The relentless advance of time
Immersive and marvelous, Post Atlantica plays with the senses and invites the visitor to doubt his own perception. A plastic research rooted in a deep fascination for science. If Noémie Goudal does not claim to be a "committed photographer" or "ecologist", her creations are fleshed out by her numerous researches. "I discovered the theory of Buffon (naturalist, mathematician, biologist and French philosopher of the 18th century, editor's note), which is based on the creation of the biblical world and proposes to separate the creation of the world into seven periods. It is revolutionary - he is one of the first to mention the anthropocene era! From the Gaia Theory - a philosophical concept proposing to perceive the Earth as a living entity, and all that it comprises as interdependent - to the drift of the continents, through the movements of landscapes, each creation proposes a wink to the evolution of our world, and to the tiny place that Man occupies within this metamorphosis.
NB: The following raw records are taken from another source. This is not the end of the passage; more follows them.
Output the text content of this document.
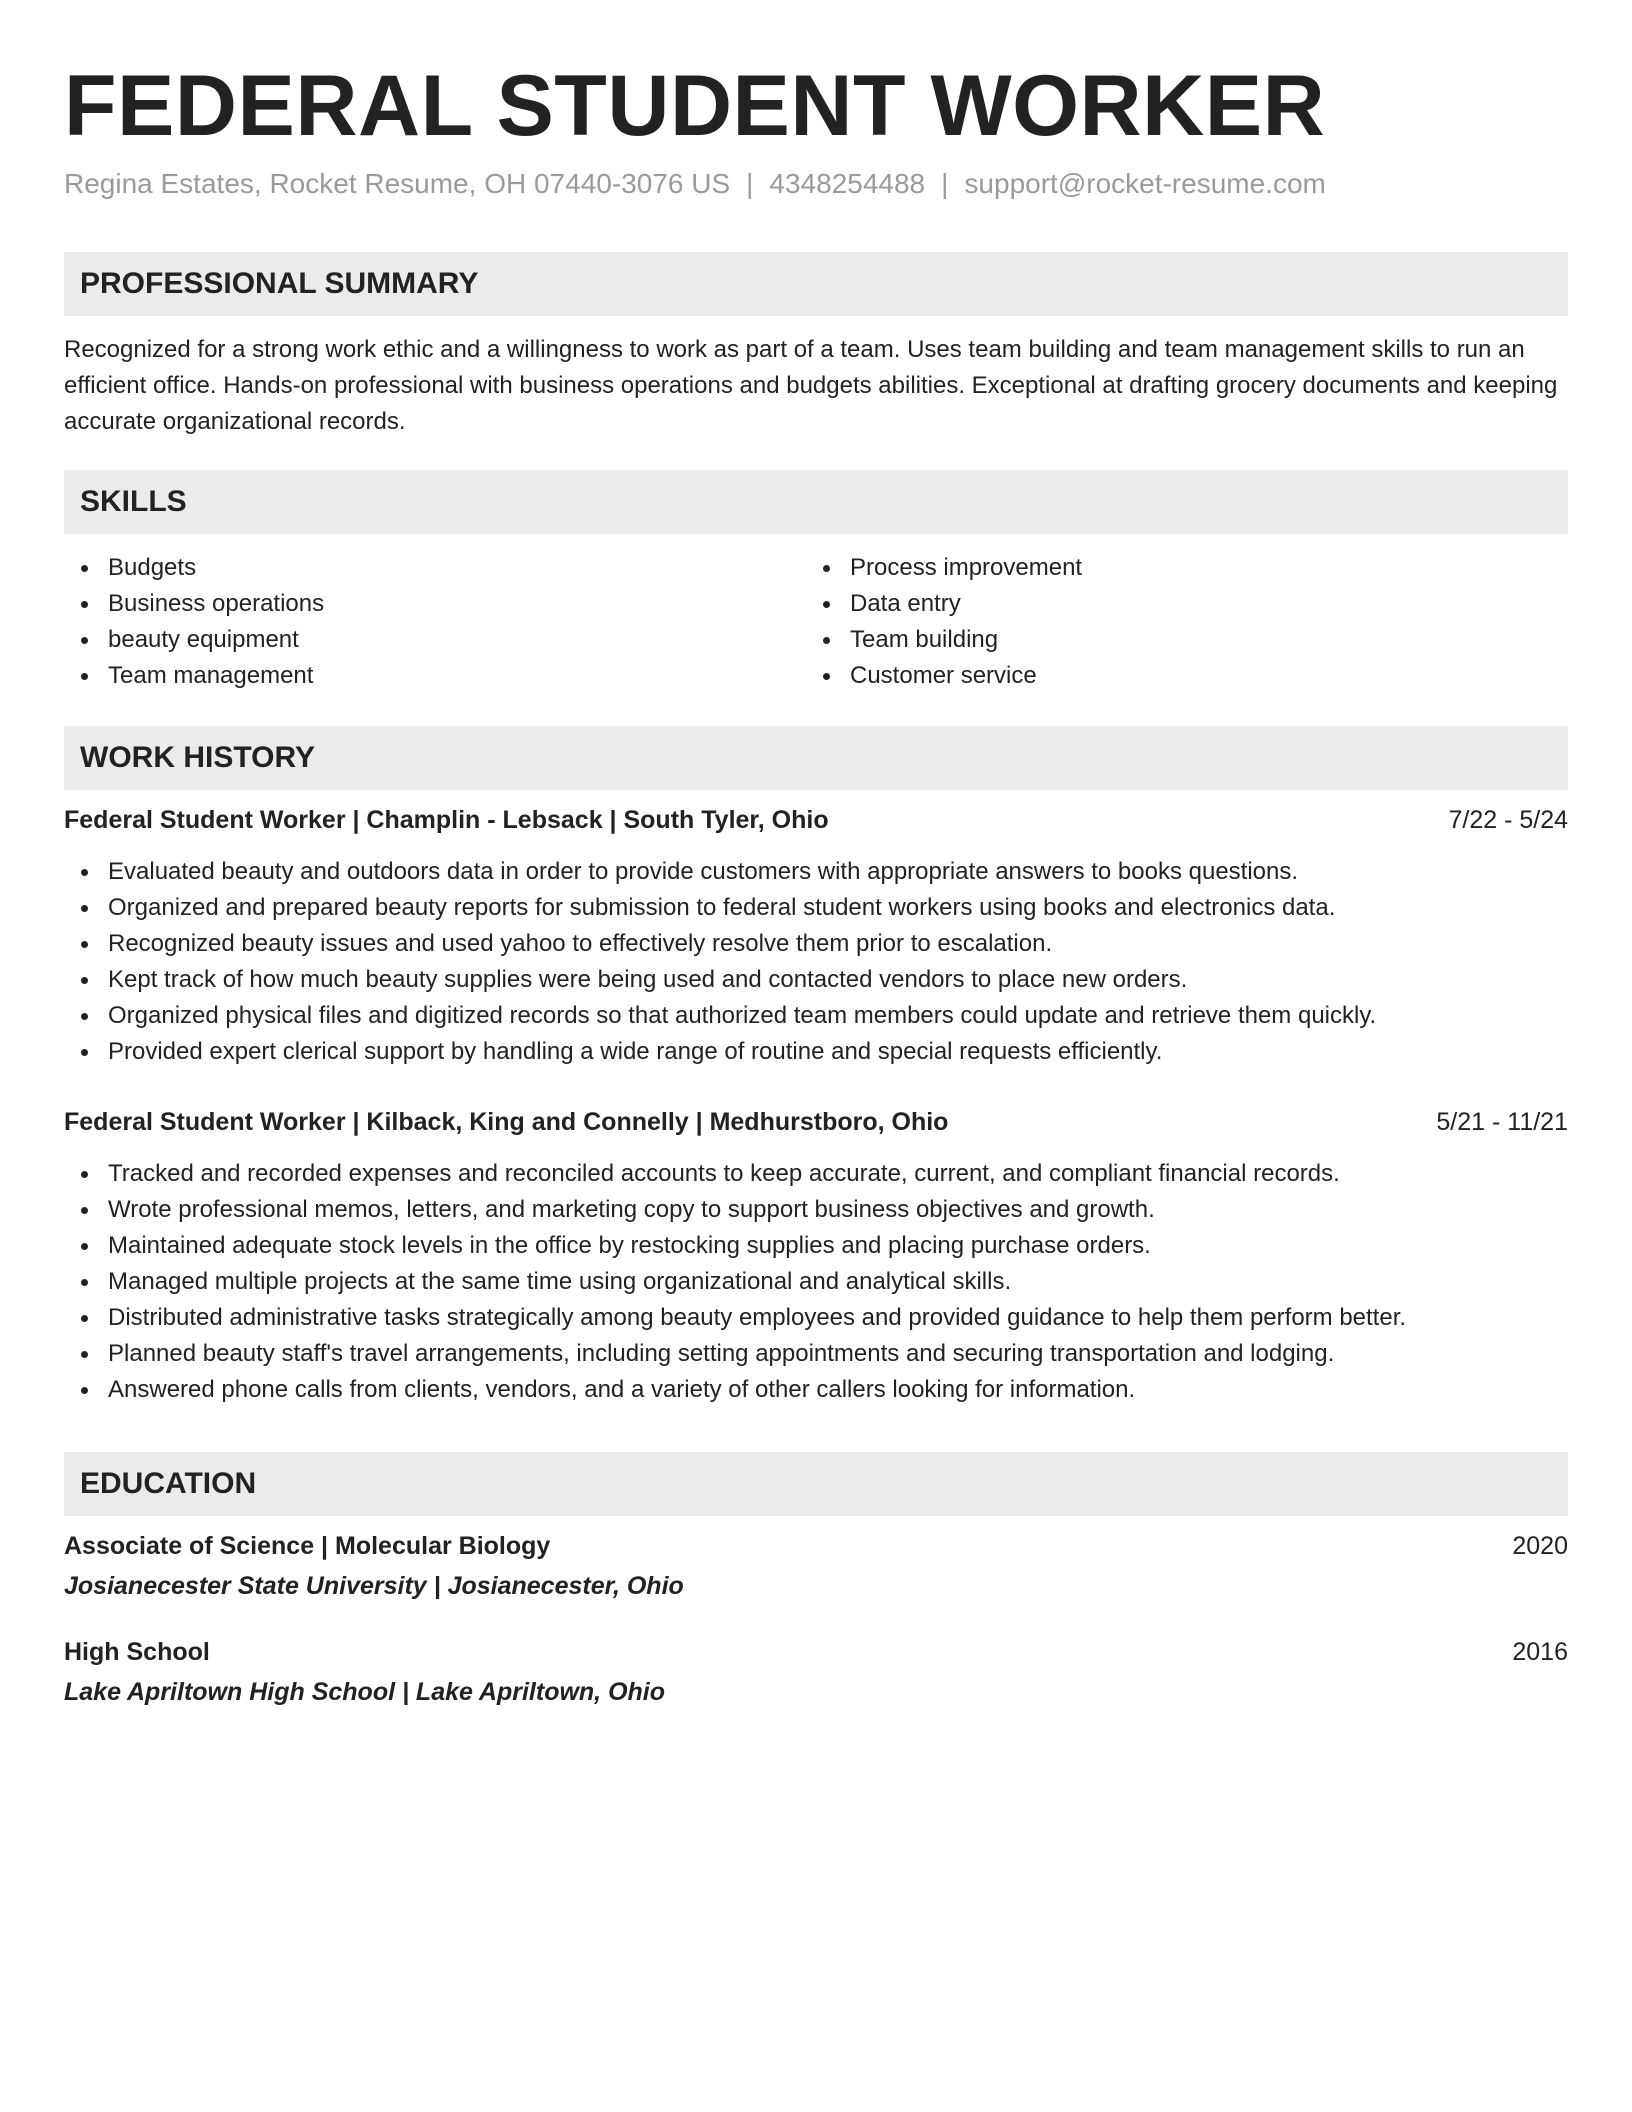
FEDERAL STUDENT WORKER
Regina Estates, Rocket Resume, OH 07440-3076 US | 4348254488 | support@rocket-resume.com
PROFESSIONAL SUMMARY

Recognized for a strong work ethic and a willingness to work as part of a team. Uses team building and team management skills to run an efficient office. Hands-on professional with business operations and budgets abilities. Exceptional at drafting grocery documents and keeping accurate organizational records.

SKILLS
Budgets
Business operations
beauty equipment
Team management
Process improvement
Data entry
Team building
Customer service
WORK HISTORY
Federal Student Worker | Champlin - Lebsack | South Tyler, Ohio	7/22 - 5/24
Evaluated beauty and outdoors data in order to provide customers with appropriate answers to books questions.
Organized and prepared beauty reports for submission to federal student workers using books and electronics data.
Recognized beauty issues and used yahoo to effectively resolve them prior to escalation.
Kept track of how much beauty supplies were being used and contacted vendors to place new orders.
Organized physical files and digitized records so that authorized team members could update and retrieve them quickly.
Provided expert clerical support by handling a wide range of routine and special requests efficiently.
Federal Student Worker | Kilback, King and Connelly | Medhurstboro, Ohio	5/21 - 11/21
Tracked and recorded expenses and reconciled accounts to keep accurate, current, and compliant financial records.
Wrote professional memos, letters, and marketing copy to support business objectives and growth.
Maintained adequate stock levels in the office by restocking supplies and placing purchase orders.
Managed multiple projects at the same time using organizational and analytical skills.
Distributed administrative tasks strategically among beauty employees and provided guidance to help them perform better.
Planned beauty staff's travel arrangements, including setting appointments and securing transportation and lodging.
Answered phone calls from clients, vendors, and a variety of other callers looking for information.
EDUCATION
Associate of Science | Molecular Biology	2020
Josianecester State University | Josianecester, Ohio
High School	2016
Lake Apriltown High School | Lake Apriltown, Ohio
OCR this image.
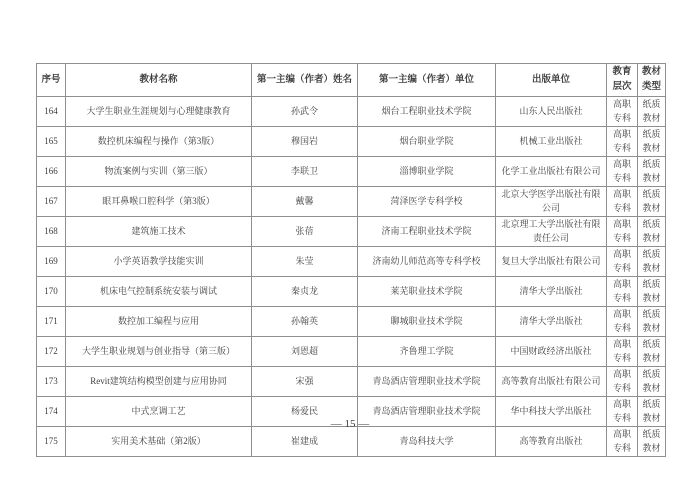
序号	教材名称	第一主编（作者）姓名	第一主编（作者）单位	出版单位	教育层次	教材类型
164	大学生职业生涯规划与心理健康教育	孙武令	烟台工程职业技术学院	山东人民出版社	高职专科	纸质教材
165	数控机床编程与操作（第3版）	穆国岩	烟台职业学院	机械工业出版社	高职专科	纸质教材
166	物流案例与实训（第三版）	李联卫	淄博职业学院	化学工业出版社有限公司	高职专科	纸质教材
167	眼耳鼻喉口腔科学（第3版）	戴馨	菏泽医学专科学校	北京大学医学出版社有限公司	高职专科	纸质教材
168	建筑施工技术	张蓓	济南工程职业技术学院	北京理工大学出版社有限责任公司	高职专科	纸质教材
169	小学英语教学技能实训	朱莹	济南幼儿师范高等专科学校	复旦大学出版社有限公司	高职专科	纸质教材
170	机床电气控制系统安装与调试	秦贞龙	莱芜职业技术学院	清华大学出版社	高职专科	纸质教材
171	数控加工编程与应用	孙翰英	聊城职业技术学院	清华大学出版社	高职专科	纸质教材
172	大学生职业规划与创业指导（第三版）	刘恩超	齐鲁理工学院	中国财政经济出版社	高职专科	纸质教材
173	Revit建筑结构模型创建与应用协同	宋强	青岛酒店管理职业技术学院	高等教育出版社有限公司	高职专科	纸质教材
174	中式烹调工艺	杨爱民	青岛酒店管理职业技术学院	华中科技大学出版社	高职专科	纸质教材
175	实用美术基础（第2版）	崔建成	青岛科技大学	高等教育出版社	高职专科	纸质教材
— 15 —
A metamorphosis which appears particularly striking to us, confronted with the irruption of fire in the second short film presented. "This realization is linked to the discovery of a Scottish scientist who had conducted studies in Antarctica, and found deposits of coal. A presence placing tropical forests in this place of the planet! This was proof that the area was once much closer to the equator," continues the photographer. And, in front of the flames that rise, the heat they evoke, the chaos they spread, in front of the remarkable trompe-l'oeil of Noémie Goudal, the visitor can only notice his smallness, in the heart of the great universal movements, of the implacable progress of time.